Most people with Wi-Fi devices have a preference for a Wi-Fi connection, but this is not always optimal. As Wi-Fi signals become weaker the farther you are from the router, the layout of your house and the building materials used can cause problems causing the connection to be broken. If you have had enough of your usually unreliable signal, then Powerline adapters can offer a solution.
What is Powerline?
Your home is equipped with power lines, but these can do much more than just ensure that your lights stay on. An alternative to routing Ethernet cables through your walls is the use of Powerline adapters. These use the electricity cables in your home for transferring network signals between rooms that would otherwise be out of range. You only need a free outlet.
Powerline adapters support several frequencies, but will not affect your electricity network and the power supply to your equipment. Moreover, with Powerline connections, there is less data loss and you benefit from higher speeds than standard Wi-Fi, regardless of how large the distance is between your computer and your router or how many obstacles in the form of walls or devices there are between the two are located.
For a Powerline connection, you need a router, Ethernet cables and at least two Powerline adapters: one for the router and one for each device that you want to connect. Connect the first adapter to a power outlet near the router and connect the router with an Ethernet cable. Then use a different Ethernet cable in another room to connect the other Powerline adapter to your media player, computer, or another Wi-Fi device. As soon as you connect the second adapter to a power outlet, the two adapters will send network signals to each other via the electricity cables that run from one room to the other, creating an internet connection in a place where the router would otherwise not reach.
Who is Powerline intended for?
Powerline adapters are suitable for anyone who wants to expand their network coverage. They also offer the fastest possible connection, for example for game consoles or streaming media players, and offer connectivity for older devices where Wi-Fi connectivity is not built in.

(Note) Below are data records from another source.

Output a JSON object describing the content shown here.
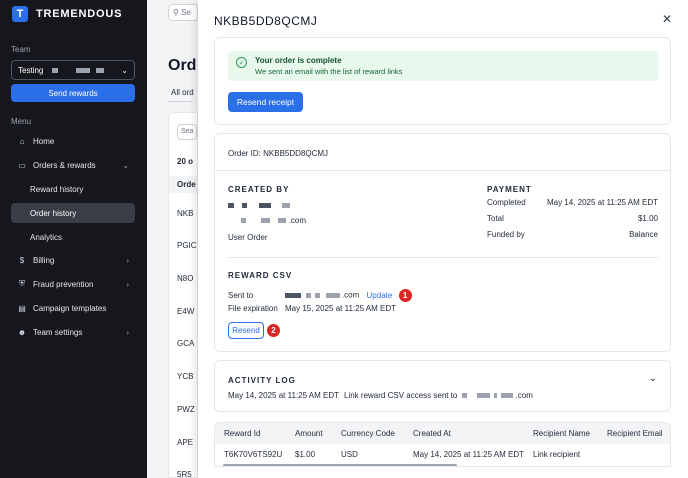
{
  "brand": {
    "name": "TREMENDOUS",
    "logo_letter": "T"
  },
  "sidebar": {
    "team_label": "Team",
    "team_value": "Testing",
    "send_rewards": "Send rewards",
    "menu_label": "Menu",
    "items": [
      {
        "label": "Home",
        "icon": "home-icon"
      },
      {
        "label": "Orders & rewards",
        "icon": "card-icon",
        "expanded": true
      },
      {
        "label": "Reward history",
        "sub": true
      },
      {
        "label": "Order history",
        "sub": true,
        "active": true
      },
      {
        "label": "Analytics",
        "sub": true
      },
      {
        "label": "Billing",
        "icon": "dollar-icon"
      },
      {
        "label": "Fraud prevention",
        "icon": "shield-icon"
      },
      {
        "label": "Campaign templates",
        "icon": "template-icon"
      },
      {
        "label": "Team settings",
        "icon": "users-icon"
      }
    ]
  },
  "background": {
    "search_placeholder": "Se",
    "title": "Ord",
    "tab": "All ord",
    "search2": "Sea",
    "count": "20 o",
    "column": "Orde",
    "rows": [
      "NKB",
      "PGIC",
      "N8O",
      "E4W",
      "GCA",
      "YCB",
      "PWZ",
      "APE",
      "5R5"
    ]
  },
  "drawer": {
    "title": "NKBB5DD8QCMJ",
    "alert_title": "Your order is complete",
    "alert_sub": "We sent an email with the list of reward links",
    "resend_receipt": "Resend receipt",
    "order_id": "Order ID: NKBB5DD8QCMJ",
    "created_by_label": "CREATED BY",
    "created_by_email_suffix": ".com",
    "created_by_type": "User Order",
    "payment_label": "PAYMENT",
    "payment": [
      {
        "key": "Completed",
        "value": "May 14, 2025 at 11:25 AM EDT"
      },
      {
        "key": "Total",
        "value": "$1.00"
      },
      {
        "key": "Funded by",
        "value": "Balance"
      }
    ],
    "reward_csv_label": "REWARD CSV",
    "sent_to_key": "Sent to",
    "sent_to_suffix": ".com",
    "update_link": "Update",
    "badge1": "1",
    "file_exp_key": "File expiration",
    "file_exp_value": "May 15, 2025 at 11:25 AM EDT",
    "resend": "Resend",
    "badge2": "2",
    "activity_label": "ACTIVITY LOG",
    "activity_time": "May 14, 2025 at 11:25 AM EDT",
    "activity_text": "Link reward CSV access sent to",
    "activity_suffix": ".com"
  },
  "table": {
    "columns": [
      "Reward Id",
      "Amount",
      "Currency Code",
      "Created At",
      "Recipient Name",
      "Recipient Email"
    ],
    "rows": [
      [
        "T6K70V6TS92U",
        "$1.00",
        "USD",
        "May 14, 2025 at 11:25 AM EDT",
        "Link recipient",
        ""
      ]
    ]
  },
  "colors": {
    "accent": "#2b6fe8",
    "sidebar": "#15171c",
    "success_bg": "#e9f8ec",
    "badge": "#dc2626"
  }
}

They are particularly effective in larger rooms or old buildings with thick or concrete walls or metal objects and other things that hinder the Wi-Fi signal. In Europe, many buildings are more than a hundred years old and are made of materials that obstruct the signal and that is why Powerline is a common solution here. However, Powerline is not a good solution for homes with poor cabling or a lack of power outlets.
Powerline as an additional solution
Powerline is not only intended for homes with poor Wi-Fi coverage. Because it forms a bridge between your router and Wi-Fi devices, a Powerline system can be part of a network, even if a Wi-Fi hub is already being used. Powerline supports constant speeds, increases the range of data sent to the farthest corners of your home and can be used with a range extender for an even better signal within a further functioning network. Some models have multiple Ethernet ports, making them ideal for connecting multiple devices in the same room.
Tips with Powerline
Choose an adapter with the highest data transfer rates that you can afford, especially if you want to use it for streaming or gaming. The higher the number of megabits per second (Mbps), the higher the speed from which you benefit. The ideal choice is the models that support 500 to 600 Mbps.
Most Powerline adapters do not work if they are connected to an extension cord or voltage protector. For the best performance, connect the adapter directly to a wall outlet. A basic model may be somewhat larger and may block other sockets when connected. Therefore, look for a model with an integrated electrical socket, so that you can also connect another electrical device. If the sockets are low to the floor, purchase an adapter with the Ethernet ports on top so that you can connect and disconnect cable more easily. Unplug chargers for mobile devices from the wall outlet for heavy downloads or streams via the network. Chargers can cause interference on your electricity cables.